Le bel accent du Sud-Ouest à la tête de l’Etat. On n’avait pas goûté à cette petite musique depuis longtemps et c’est tant mieux car c’est cela la France, la diversité des accents autour de mêmes valeurs ! Bienvenue à Jean Castex dans l’arène politique nationale.
Edouard Philippe était trop populaire pour qu’Emmanuel Macron le conserve. Désormais son premier ministre ne lui fera pas d’ombre.
Ceci étant dit, avoir Jean Castex, un haut fonctionnaire de droite, pardon un gaulliste social, à Matignon, n’est-ce pas anachronique ? Pour le virage à gauche que l’on nous prédisait (à tort ?), c’est plutôt prendre le risque d’un grand écart, ou d’un nouvel emmêlement des pinceaux ministériels. Du en même temps macronien en vue…
Jean Castex, c’est encore un profil Science Po-ENA, archétype de cette haute administration que l’on accuse, parfois à raison, parfois à tort, de tant de maux, à commencer par une bureaucratie étouffante qui plombe le pays. La complexité des plans de déconfinement, c’est lui ! De mauvais augure pour les deux années à venir ?
Que va faire le nouveau chef du gouvernement, lui, le pur produit de la haute administration française ? Entreprendre la mère des réformes, c’est-à-dire la conversion de l’Etat mammouth en un Etat stratège ? Finalement, l’erreur originelle n’a-t-elle pas été de croire qu’Emmanuel Macron allait nous guérir de cette pathologie française, lui qui fit l’ENA, entra dans une banque d’affaires et perpétua les relations incestueuses en France entre l’État et l’économie, avec le goût immodéré au final pour une sur-administration (on l’a vu dans la crise du coronavirus) ? De façon parfaitement démagogique, Emmanuel Macron nous avait promis la fin de l’ENA au lendemain du grand Débat national consécutif à la crise des gilets jaunes, et la commission Thiriez qui s’en suivit ne permet pas de trancher véritablement le débat.
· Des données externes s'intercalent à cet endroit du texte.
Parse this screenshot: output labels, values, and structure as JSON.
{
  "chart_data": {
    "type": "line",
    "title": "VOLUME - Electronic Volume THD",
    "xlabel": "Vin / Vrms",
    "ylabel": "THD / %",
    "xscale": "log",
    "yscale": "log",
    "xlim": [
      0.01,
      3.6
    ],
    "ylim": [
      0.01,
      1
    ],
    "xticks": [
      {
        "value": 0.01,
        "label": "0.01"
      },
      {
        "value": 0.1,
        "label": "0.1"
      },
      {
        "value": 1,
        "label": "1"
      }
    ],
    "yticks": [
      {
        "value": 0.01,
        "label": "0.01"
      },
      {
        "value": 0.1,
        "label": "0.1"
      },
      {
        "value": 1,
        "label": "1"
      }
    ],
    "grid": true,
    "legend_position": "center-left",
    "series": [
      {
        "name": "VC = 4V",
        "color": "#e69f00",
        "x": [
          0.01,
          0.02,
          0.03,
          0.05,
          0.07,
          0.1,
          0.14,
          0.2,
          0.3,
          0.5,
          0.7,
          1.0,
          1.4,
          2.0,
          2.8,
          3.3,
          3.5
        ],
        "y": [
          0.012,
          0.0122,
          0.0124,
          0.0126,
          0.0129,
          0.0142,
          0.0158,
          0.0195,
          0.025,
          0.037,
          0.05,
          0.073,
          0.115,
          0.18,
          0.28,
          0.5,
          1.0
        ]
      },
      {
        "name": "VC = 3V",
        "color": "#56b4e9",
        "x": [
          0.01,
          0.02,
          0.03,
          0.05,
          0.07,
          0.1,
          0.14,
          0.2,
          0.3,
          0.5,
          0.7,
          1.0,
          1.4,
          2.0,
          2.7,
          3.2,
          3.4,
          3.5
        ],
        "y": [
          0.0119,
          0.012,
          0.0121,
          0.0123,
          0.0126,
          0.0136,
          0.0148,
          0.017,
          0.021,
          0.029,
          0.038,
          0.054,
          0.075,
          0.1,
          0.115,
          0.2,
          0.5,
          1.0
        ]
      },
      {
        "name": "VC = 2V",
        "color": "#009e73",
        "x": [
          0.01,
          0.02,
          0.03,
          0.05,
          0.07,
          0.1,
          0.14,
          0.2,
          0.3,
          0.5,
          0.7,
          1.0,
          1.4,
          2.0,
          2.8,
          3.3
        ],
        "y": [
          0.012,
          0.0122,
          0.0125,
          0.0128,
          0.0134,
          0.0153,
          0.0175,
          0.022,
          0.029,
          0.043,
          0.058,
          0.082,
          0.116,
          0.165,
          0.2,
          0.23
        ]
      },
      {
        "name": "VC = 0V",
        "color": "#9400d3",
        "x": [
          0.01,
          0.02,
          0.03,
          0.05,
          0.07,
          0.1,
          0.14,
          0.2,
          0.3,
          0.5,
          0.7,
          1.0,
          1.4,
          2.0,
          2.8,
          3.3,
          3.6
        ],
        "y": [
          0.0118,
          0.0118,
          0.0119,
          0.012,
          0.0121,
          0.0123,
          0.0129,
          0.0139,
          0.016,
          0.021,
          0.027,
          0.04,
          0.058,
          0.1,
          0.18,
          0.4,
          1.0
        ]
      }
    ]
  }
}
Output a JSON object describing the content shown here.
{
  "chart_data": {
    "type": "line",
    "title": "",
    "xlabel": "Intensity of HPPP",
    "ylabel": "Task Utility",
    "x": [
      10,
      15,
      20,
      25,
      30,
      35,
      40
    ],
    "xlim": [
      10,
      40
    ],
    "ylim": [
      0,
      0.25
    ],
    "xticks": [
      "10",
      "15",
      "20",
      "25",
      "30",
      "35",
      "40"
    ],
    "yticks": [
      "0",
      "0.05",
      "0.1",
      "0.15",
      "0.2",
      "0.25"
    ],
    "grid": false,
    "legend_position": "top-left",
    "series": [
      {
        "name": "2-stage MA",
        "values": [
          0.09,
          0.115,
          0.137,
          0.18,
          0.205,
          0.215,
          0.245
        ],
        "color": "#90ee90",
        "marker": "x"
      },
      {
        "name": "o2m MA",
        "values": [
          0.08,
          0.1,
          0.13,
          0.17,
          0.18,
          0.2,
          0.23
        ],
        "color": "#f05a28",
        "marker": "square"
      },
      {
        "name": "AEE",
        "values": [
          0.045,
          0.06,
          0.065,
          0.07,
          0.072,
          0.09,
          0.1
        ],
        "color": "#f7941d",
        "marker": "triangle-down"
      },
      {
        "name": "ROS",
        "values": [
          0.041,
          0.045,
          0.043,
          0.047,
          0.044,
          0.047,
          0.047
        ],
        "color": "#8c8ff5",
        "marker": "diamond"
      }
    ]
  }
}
Emmanuel Macron, ce n’est pas (ce n’est pas encore ? Ce n’est plus ?) la France des start-ups et de l’initiative, mais bien celle de l’ENA et de la réglementation à outrance. Et ce n’est pas l’entrée de Jean Castex à Matignon qui nous fera changer d’avis.
Sauf si…
Sauf si le prochain gouvernement met les entreprises et l’innovation au cœur du dispositif de relance du pays.
Sauf si, comme l’a dit le premier ministre sur TF1, avec des mots forts, brefs et sans appel, la laïcité et l’autorité redeviennent des priorités d’action et non que des incantations oratoires.
Sur ces deux priorités absolues, nous avons suggéré quelques pistes dans notre gouvernement fictif présenté mercredi. Nous imaginions Jean Castex aux Grands Travaux. Le voici à des Grands Travaux encore plus herculéens.
La fonction forge le caractère… des plus faibles. Ou du moins n’affecte-t-elle pas les plus forts. Un énarque peut avoir de l’imagination ! Espérons que ce sera le cas avec Jean Castex.
Le nouveau premier ministre est aussi un élu local, réélu comme un maréchal dans la belle commune de Prades dont il est maire depuis 2008. Le chef de l’Etat, habitué des Pyrénées, et son nouveau premier collaborateur pourront gravir le Pic du Canigou voisin pour prendre de la hauteur et préparer la rentrée prochaine…
Emmanuel Macron a-t-il enfin compris que rendre l’action publique, largement défaillante pendant la crise du coronavirus, plus rapide et plus efficace, implique une relance puissante de la décentralisation ? Il faut savoir faire confiance, ce qui n’est pas vraiment dans la culture étatique de notre pays. L’élu local d’une commune rurale que constitue aussi le nouveau Premier ministre contrebalancera-t-il quelque peu son profil d’apparatchik ? Certes, il est presque impossible de mener à bien une mission de décentralisation sans parfaitement connaître les rouages de l’organisation administrative française.
Jean Castex est déjà en première ligne depuis sa nomination, surtout médiatiquement. Pourtant, on peut penser qu’il sera surtout le (premier) collaborateur du Président.
Le chef de l’Etat prend un risque majeur : ce nouveau Premier ministre ne pourra pas être le fusible d’un Président si impopulaire, à moins de deux ans des présidentielles, alors que le plus dur est devant nous sur le plan économique et social. Il reste deux ans à Emmanuel Macron pour éviter l’effondrement et entrevoir la sortie du tunnel. Et encore, puisque nous serons en pré campagne dès la rentrée 2020.
La nomination de Jean Castex à Matignon, c’est aussi Emmanuel Macron qui remonte sur son cheval, tel Napoléon, pour diriger ses troupes dans la bataille décisive. Austerlitz ou Waterloo ? Telle est la question.